Emotionally stirring experience

Noushad Mohamed Kunju’s “Mother Courage” conveyed the anti-war thesis of Bertolt Brecht in an explicit manner

May 10, 2019 12:59 pm | Updated 12:59 pm IST

Straight from the heart: A scene from the play

Straight from the heart: A scene from the play

Delhi’s theatregoers have seen the freshness in the theatrical art of Noushad Mohamed Kunju, highly trained professional theatre director and professor, when he was artistic director of Shri Ram Centre about a decade ago. There are two distinguished features of his directorial oeuvre – he makes members of the cast his collaborators in the discovery of new interpretation of a given script rather than imposing his own interpretation on them. In this process, performers bring out their best, vividly painting their characters with multiple emotional shades. The other aspect of his art is that he reveals the artistic vision of his work in an unpretentious and unambiguous style to the audience.

These aspects were very much in evidence in his production of Bertolt Brecht’s “Mother Courage and Her Children” which was part of Spring Theatre festival organised by the National School of Drama’s Sikkim Theatre Training Centre repertory Company, Gangtok, at Shri Ram Centre recently.

Adapted by the late Neelabh, a poet, journalist and translator, the script was in Nepali with the use of Hindi at some places. The play opens with a recruiting officer and a sergeant talking about attracting young people to join the Army. They suddenly see the young son and his mother selling merchandise to soldiers at the war front at exorbitant prices. She has kept her goods in a cart being drawn by her sons from one war front to another.

Petty profiteering

Despite Mother Courage’s objection, the recruiting officer manages to conscript the elder son. Then we watch a series of episodes from the war between two sworn enemies with Mother Courage indulging in petty profiteering, unmindful of vast devastation caused by the war. Her objective is to make the life of her children.

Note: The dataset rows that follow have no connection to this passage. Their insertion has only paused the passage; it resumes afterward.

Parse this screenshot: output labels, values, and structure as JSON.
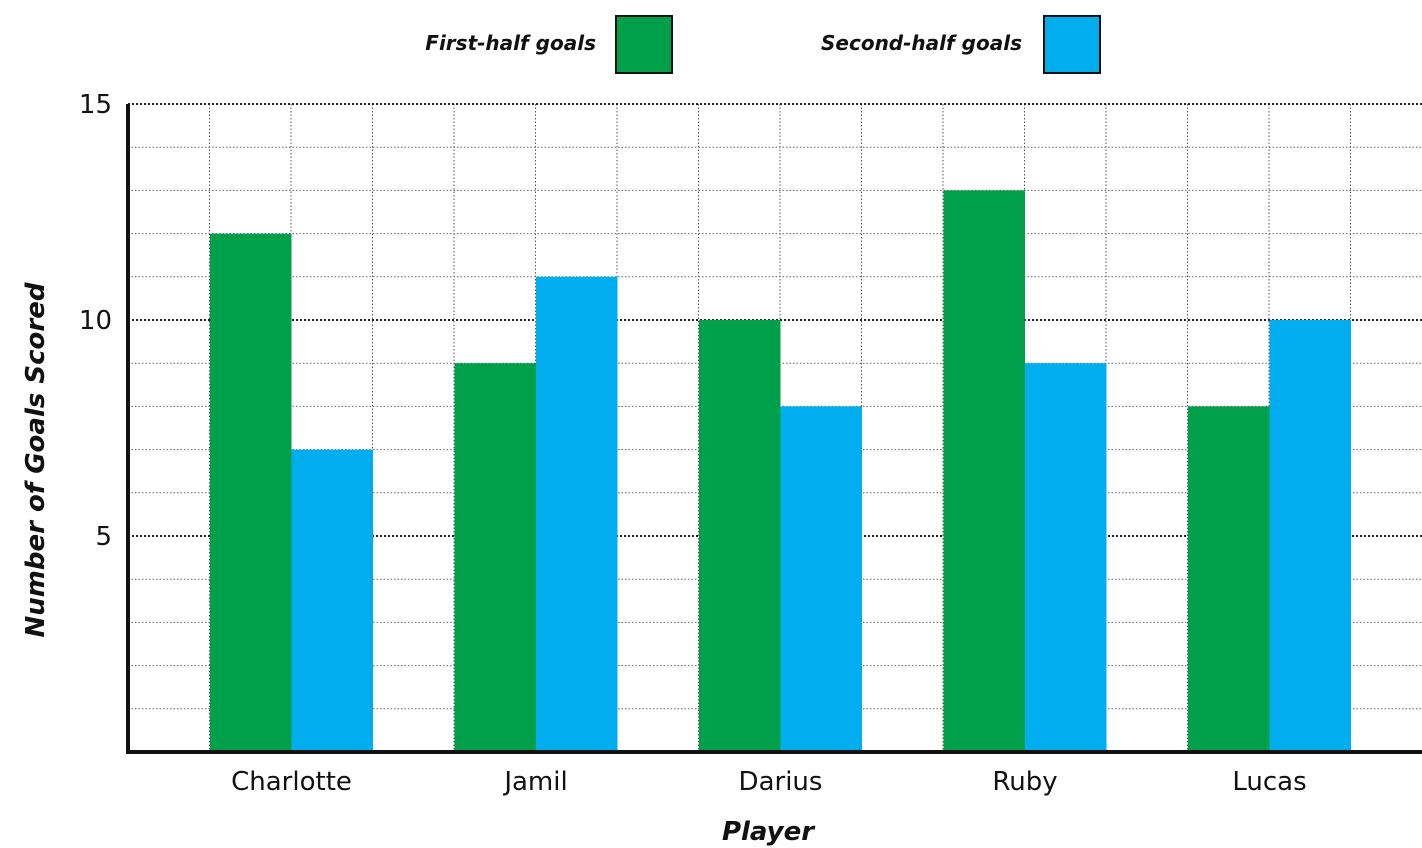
{
  "chart_data": {
    "type": "bar",
    "title": "",
    "xlabel": "Player",
    "ylabel": "Number of Goals Scored",
    "categories": [
      "Charlotte",
      "Jamil",
      "Darius",
      "Ruby",
      "Lucas"
    ],
    "series": [
      {
        "name": "First-half goals",
        "values": [
          12,
          9,
          10,
          13,
          8
        ],
        "color": "#00a04a"
      },
      {
        "name": "Second-half goals",
        "values": [
          7,
          11,
          8,
          9,
          10
        ],
        "color": "#00aeef"
      }
    ],
    "ylim": [
      0,
      15
    ],
    "yticks": [
      5,
      10,
      15
    ],
    "grid": true,
    "legend_position": "top"
  }
}
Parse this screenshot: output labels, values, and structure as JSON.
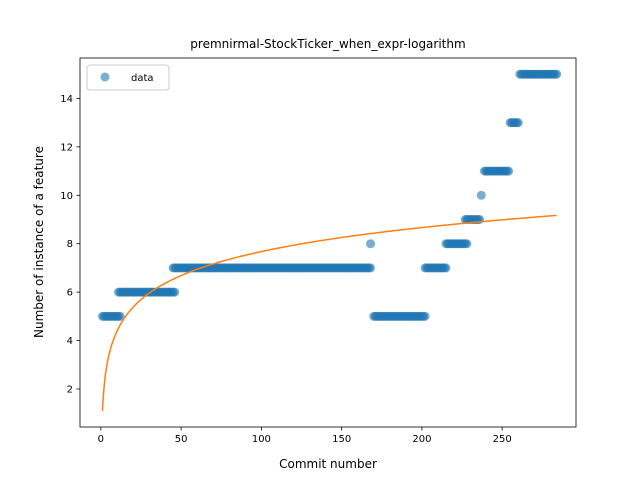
{
  "chart_data": {
    "type": "scatter",
    "title": "premnirmal-StockTicker_when_expr-logarithm",
    "xlabel": "Commit number",
    "ylabel": "Number of instance of a feature",
    "xlim": [
      -13,
      296
    ],
    "ylim": [
      0.43,
      15.67
    ],
    "xticks": [
      0,
      50,
      100,
      150,
      200,
      250
    ],
    "yticks": [
      2,
      4,
      6,
      8,
      10,
      12,
      14
    ],
    "grid": false,
    "legend": {
      "position": "upper left",
      "entries": [
        "data"
      ]
    },
    "colors": {
      "data": "#1f77b4",
      "fit": "#ff7f0e"
    },
    "series": [
      {
        "name": "data",
        "style": "markers",
        "runs": [
          {
            "x_start": 1,
            "x_end": 12,
            "y": 5
          },
          {
            "x_start": 11,
            "x_end": 46,
            "y": 6
          },
          {
            "x_start": 45,
            "x_end": 168,
            "y": 7
          },
          {
            "x_start": 168,
            "x_end": 168,
            "y": 8
          },
          {
            "x_start": 170,
            "x_end": 202,
            "y": 5
          },
          {
            "x_start": 202,
            "x_end": 215,
            "y": 7
          },
          {
            "x_start": 215,
            "x_end": 228,
            "y": 8
          },
          {
            "x_start": 227,
            "x_end": 236,
            "y": 9
          },
          {
            "x_start": 237,
            "x_end": 237,
            "y": 10
          },
          {
            "x_start": 239,
            "x_end": 254,
            "y": 11
          },
          {
            "x_start": 255,
            "x_end": 260,
            "y": 13
          },
          {
            "x_start": 261,
            "x_end": 284,
            "y": 15
          }
        ]
      },
      {
        "style": "line",
        "fit": "logarithmic",
        "a": 1.43,
        "b": -0.42,
        "x_range": [
          1,
          284
        ]
      }
    ]
  }
}
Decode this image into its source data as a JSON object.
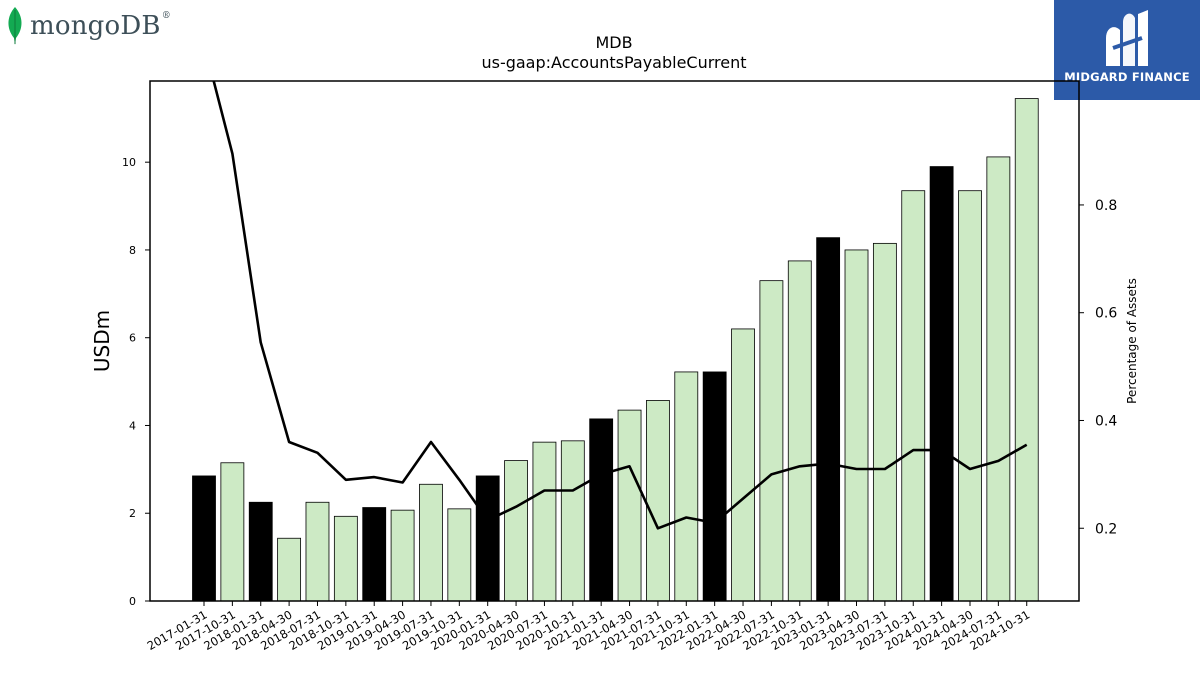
{
  "brand_left": {
    "name": "mongoDB",
    "mark": "®",
    "icon": "leaf-icon",
    "color": "#13aa52"
  },
  "brand_right": {
    "name": "MIDGARD FINANCE",
    "icon": "midgard-logo-icon",
    "background": "#2c5aa8"
  },
  "chart_data": {
    "type": "bar",
    "title": "MDB",
    "subtitle": "us-gaap:AccountsPayableCurrent",
    "ylabel": "USDm",
    "y2label": "Percentage of Assets",
    "ylim": [
      0,
      11.85
    ],
    "y2lim": [
      0.065,
      1.03
    ],
    "yticks": [
      0,
      2,
      4,
      6,
      8,
      10
    ],
    "y2ticks": [
      0.2,
      0.4,
      0.6,
      0.8
    ],
    "grid": false,
    "colors": {
      "highlight": "#000000",
      "regular": "#cdeac5",
      "edge": "#000000",
      "line": "#000000"
    },
    "categories": [
      "2017-01-31",
      "2017-10-31",
      "2018-01-31",
      "2018-04-30",
      "2018-07-31",
      "2018-10-31",
      "2019-01-31",
      "2019-04-30",
      "2019-07-31",
      "2019-10-31",
      "2020-01-31",
      "2020-04-30",
      "2020-07-31",
      "2020-10-31",
      "2021-01-31",
      "2021-04-30",
      "2021-07-31",
      "2021-10-31",
      "2022-01-31",
      "2022-04-30",
      "2022-07-31",
      "2022-10-31",
      "2023-01-31",
      "2023-04-30",
      "2023-07-31",
      "2023-10-31",
      "2024-01-31",
      "2024-04-30",
      "2024-07-31",
      "2024-10-31"
    ],
    "highlighted": [
      true,
      false,
      true,
      false,
      false,
      false,
      true,
      false,
      false,
      false,
      true,
      false,
      false,
      false,
      true,
      false,
      false,
      false,
      true,
      false,
      false,
      false,
      true,
      false,
      false,
      false,
      true,
      false,
      false,
      false
    ],
    "series": [
      {
        "axis": "left",
        "kind": "bar",
        "values": [
          2.85,
          3.15,
          2.25,
          1.43,
          2.25,
          1.93,
          2.13,
          2.07,
          2.66,
          2.1,
          2.85,
          3.2,
          3.62,
          3.65,
          4.15,
          4.35,
          4.57,
          5.22,
          5.22,
          6.2,
          7.3,
          7.75,
          8.28,
          8.0,
          8.15,
          9.35,
          9.9,
          9.35,
          10.12,
          11.45
        ]
      },
      {
        "axis": "right",
        "kind": "line",
        "values": [
          1.1,
          0.895,
          0.545,
          0.36,
          0.34,
          0.29,
          0.295,
          0.285,
          0.36,
          0.29,
          0.215,
          0.24,
          0.27,
          0.27,
          0.3,
          0.315,
          0.2,
          0.22,
          0.21,
          0.255,
          0.3,
          0.315,
          0.32,
          0.31,
          0.31,
          0.345,
          0.345,
          0.31,
          0.325,
          0.355
        ]
      }
    ]
  }
}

In fact, she ruins their life. The mother of two young sons and a mute daughter, she moves with the army with her cart loaded with goods. In the midst of fierce fighting, she manages to survive by replacing insignia of the defeated army with the winning one.

She has learnt no lesson from the destructive nature of war. To remain alive, she refuses to recognise the body of her son killed by the winning army, to establish that she belongs to the winning camp.

“Mother Courage” is considered the greatest anti-war play of all time. Naturally, over the years, we have seen several significant productions of the play in different Indian languages. The Hindi version titled “Himmat Mai”, directed by Amal Allana, with late Manohar Singh in the lead role, is considered a milestone.

The original play is set in the Thirty Years' War (1616-1648) fought between Catholics and Protestants. The play under review deals with the war between Jatadhari and Tilakdhari. The milieu largely remains unidentified. The backdrop of the war appears to be more imaginary rather than based on historical facts.

Pacifist message

Noushad’s production brings out to the fore the anti-war thesis of Brecht and its pacifist message in an explicit manner. There are scenes of ravages of vast landscape caused by mindless war with emphasis that war causes lawless situation in which nothing survives. However, Noushad’s use of a narrator projected on the upstage screen was not very effective.

Apart from flaws in projection, the narrator merely tells the outline of the events to be unfolded. To make it more effective, in tune with the aesthetics of epic theatre, the narrator should have provided the audience with political and economic analysis responsible for the occurrence of war and in the process ruin humanity.

In epic theatre, music is expected to create an effect of alienation to reflect on social and economic antagonism. Some of the songs rendered serve this purpose. But the lullaby Mother Courage sings to her daughter's corpse with other women is too emotional and deeply poignant.

The production is remarkable for its vitality and the movements of the cart on the empty space that suggest the arduous journey of the Mother Courage to make war as a source of profit. When all her children are swallowed by the dreaded war, her desire to quench her thirst for profit remains unfulfilled. We watch the ageing Mother Courage alone, pulling her cart, resolutely determined to do business.

Ranjana Manger in the title role of Sahasi Aamla (Mother Courage) gives a brilliant performance. Bikram Lepcha as Arjun as the elder son of Mother Courage gives a convincing performance. Uttam Gurung, as the second son, is also impressive.

Prarthana Chettri, as the mute daughter, expresses the agony of a war victim through her eloquent facial expressions and movements. Chandrika Chettri, as the prostitute, acts with conviction, ridiculing the lecherous men in uniform who have made her the object of their lust.